O jantar foi preparado por Mohsin, cozinheiro profissional que trabalhou por três anos em Délhi. Além dele, estavam presentes T, um chegado que trabalha num call center, e Martina, a polonesa que mora com a gente na casa dos estudantes. Ambos, Mohsin e T, se tornaram meus amigos assim que os conheci. Isso é FODA! Mais uma vez, ofereça o seu respeito a alguém e você será respeitado de igual forma. Bem, voltando à janta, os meninos haviam organizado o famoso churrasco na laje. Não era churrasco, claro, é só uma força de expressão. Como não sabiam que eu não como carne (é, querido leitor, há três meses virei um “ET”, segundo o pessoal da “firma”), preparam um frango (Korna é o nome da delícia. Ei, mais não é uma pessoa, por favor. Você sabe que eu não falo sobre meus hábitos sexuais por aqui) de outro mundo. Entupido de temperos, minunciosamente manejado (para não quebrar as partes durante o cozimento), e com um molho violento, o prato era um presente dos deuses, ou melhor, de Alá. Não recusei, pois isso é uma ofensa na Índia (e para mim também, de verdade). Há muito tempo, não é segredo para você que eu sou apaixonado por cozinha.
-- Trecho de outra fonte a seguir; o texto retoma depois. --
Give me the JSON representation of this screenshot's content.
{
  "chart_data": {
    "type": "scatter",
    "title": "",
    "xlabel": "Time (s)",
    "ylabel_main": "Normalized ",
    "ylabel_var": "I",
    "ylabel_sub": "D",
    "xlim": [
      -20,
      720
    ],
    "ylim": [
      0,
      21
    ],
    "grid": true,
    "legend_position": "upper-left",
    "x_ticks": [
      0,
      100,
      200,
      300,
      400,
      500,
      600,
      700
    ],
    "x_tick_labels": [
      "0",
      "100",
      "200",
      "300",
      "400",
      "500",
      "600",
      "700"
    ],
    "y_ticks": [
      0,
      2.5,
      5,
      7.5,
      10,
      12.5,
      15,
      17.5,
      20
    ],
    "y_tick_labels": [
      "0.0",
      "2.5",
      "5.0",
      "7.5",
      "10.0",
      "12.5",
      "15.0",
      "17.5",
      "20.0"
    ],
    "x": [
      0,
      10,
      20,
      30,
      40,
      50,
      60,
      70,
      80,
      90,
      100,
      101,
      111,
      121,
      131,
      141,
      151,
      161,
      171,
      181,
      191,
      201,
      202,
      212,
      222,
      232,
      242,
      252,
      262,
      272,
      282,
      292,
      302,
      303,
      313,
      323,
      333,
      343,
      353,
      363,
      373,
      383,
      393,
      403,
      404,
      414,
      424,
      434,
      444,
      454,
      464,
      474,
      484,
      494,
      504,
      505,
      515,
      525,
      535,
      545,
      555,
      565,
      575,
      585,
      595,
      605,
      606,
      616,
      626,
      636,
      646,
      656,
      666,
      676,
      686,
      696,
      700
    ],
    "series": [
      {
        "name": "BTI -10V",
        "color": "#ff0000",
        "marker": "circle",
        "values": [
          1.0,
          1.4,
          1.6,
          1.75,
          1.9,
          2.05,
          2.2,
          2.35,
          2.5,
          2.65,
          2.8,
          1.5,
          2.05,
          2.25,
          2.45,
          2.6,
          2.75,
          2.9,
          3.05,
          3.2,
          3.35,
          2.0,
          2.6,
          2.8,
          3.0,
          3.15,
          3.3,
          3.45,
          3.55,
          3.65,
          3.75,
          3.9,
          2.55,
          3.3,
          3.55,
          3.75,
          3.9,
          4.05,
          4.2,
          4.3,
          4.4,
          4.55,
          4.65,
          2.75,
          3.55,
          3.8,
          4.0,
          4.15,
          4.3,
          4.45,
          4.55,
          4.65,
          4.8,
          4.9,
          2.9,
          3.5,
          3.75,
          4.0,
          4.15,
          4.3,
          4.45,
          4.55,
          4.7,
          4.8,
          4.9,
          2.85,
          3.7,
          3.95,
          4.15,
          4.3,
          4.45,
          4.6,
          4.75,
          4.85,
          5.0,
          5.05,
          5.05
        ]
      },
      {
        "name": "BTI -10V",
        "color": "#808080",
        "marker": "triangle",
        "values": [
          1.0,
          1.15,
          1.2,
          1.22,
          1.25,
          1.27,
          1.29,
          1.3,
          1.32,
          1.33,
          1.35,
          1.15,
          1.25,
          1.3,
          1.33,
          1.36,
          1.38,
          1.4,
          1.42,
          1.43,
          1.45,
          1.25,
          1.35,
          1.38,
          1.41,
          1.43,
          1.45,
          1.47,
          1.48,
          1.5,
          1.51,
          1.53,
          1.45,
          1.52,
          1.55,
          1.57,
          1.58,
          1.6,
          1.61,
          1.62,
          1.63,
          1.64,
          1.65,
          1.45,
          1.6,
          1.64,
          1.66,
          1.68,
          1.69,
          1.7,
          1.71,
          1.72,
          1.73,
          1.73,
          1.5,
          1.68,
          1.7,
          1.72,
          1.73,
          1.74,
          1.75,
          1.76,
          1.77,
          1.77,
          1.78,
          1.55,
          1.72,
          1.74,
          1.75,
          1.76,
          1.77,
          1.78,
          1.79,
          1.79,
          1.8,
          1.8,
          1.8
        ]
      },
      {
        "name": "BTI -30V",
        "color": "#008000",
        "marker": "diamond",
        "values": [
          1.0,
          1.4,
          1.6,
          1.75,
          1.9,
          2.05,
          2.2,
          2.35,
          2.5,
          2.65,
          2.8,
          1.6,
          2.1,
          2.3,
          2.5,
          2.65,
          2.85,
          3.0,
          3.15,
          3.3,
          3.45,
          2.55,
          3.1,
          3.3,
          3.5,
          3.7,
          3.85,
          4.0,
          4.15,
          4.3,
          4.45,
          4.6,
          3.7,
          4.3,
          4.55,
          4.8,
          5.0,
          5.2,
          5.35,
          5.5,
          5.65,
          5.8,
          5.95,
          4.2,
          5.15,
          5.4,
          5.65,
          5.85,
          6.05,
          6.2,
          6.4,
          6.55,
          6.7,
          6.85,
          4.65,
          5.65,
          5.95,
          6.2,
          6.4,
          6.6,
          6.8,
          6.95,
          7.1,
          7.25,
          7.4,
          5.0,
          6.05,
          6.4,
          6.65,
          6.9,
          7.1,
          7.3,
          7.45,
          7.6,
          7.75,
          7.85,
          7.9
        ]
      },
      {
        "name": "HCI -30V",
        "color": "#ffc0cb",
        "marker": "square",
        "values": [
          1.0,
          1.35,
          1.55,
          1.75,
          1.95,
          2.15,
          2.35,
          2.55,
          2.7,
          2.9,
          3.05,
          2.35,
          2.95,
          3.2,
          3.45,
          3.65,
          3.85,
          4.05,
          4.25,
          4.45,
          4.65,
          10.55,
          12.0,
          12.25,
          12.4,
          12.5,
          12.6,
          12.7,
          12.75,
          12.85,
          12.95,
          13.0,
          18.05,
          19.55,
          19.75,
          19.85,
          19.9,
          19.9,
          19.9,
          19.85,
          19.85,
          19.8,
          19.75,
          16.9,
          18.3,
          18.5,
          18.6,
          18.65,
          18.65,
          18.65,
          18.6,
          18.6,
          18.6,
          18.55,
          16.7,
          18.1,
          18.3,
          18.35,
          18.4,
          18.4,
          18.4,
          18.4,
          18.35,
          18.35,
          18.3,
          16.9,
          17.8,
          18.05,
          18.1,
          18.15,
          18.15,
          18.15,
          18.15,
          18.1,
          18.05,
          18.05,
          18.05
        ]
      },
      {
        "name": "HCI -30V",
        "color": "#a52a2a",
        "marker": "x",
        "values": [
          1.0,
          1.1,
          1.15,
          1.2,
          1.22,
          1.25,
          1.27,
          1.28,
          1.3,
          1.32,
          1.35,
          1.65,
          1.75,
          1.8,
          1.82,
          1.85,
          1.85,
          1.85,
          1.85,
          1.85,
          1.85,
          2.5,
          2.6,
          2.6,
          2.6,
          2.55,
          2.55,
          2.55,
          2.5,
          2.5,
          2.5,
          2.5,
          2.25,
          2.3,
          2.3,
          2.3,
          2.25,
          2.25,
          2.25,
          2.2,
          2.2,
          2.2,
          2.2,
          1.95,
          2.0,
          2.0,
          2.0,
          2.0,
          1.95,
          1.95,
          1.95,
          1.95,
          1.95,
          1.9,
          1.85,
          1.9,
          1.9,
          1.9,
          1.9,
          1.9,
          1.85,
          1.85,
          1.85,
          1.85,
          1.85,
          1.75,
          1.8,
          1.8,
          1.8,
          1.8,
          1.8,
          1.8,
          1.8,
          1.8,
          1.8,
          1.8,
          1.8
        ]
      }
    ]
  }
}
Modéstia parte, poderia viver vendendo cachorro-quente tranquilamente. Por prezar tanto pelo preparo de um prato, considero que recusar comida é recusar amor. Comemos “di cum fôssa”, “valenu”. No final, rateamos os custos, pois a comilança foi forte e a fartura, intensa. A única coisa da qual senti falta no dia foi não ter falado com Ketan. Mas mesmo assim, não deixei de aprender algo com ele (o cara não para de me dar lições de vida inacreditáveis). Lendo uma mensagem dedicada a mim, entendi a seguinte coisa: você não precisa escutar os conselhos dos seus familiares. Apenas os ame verdadeiramente.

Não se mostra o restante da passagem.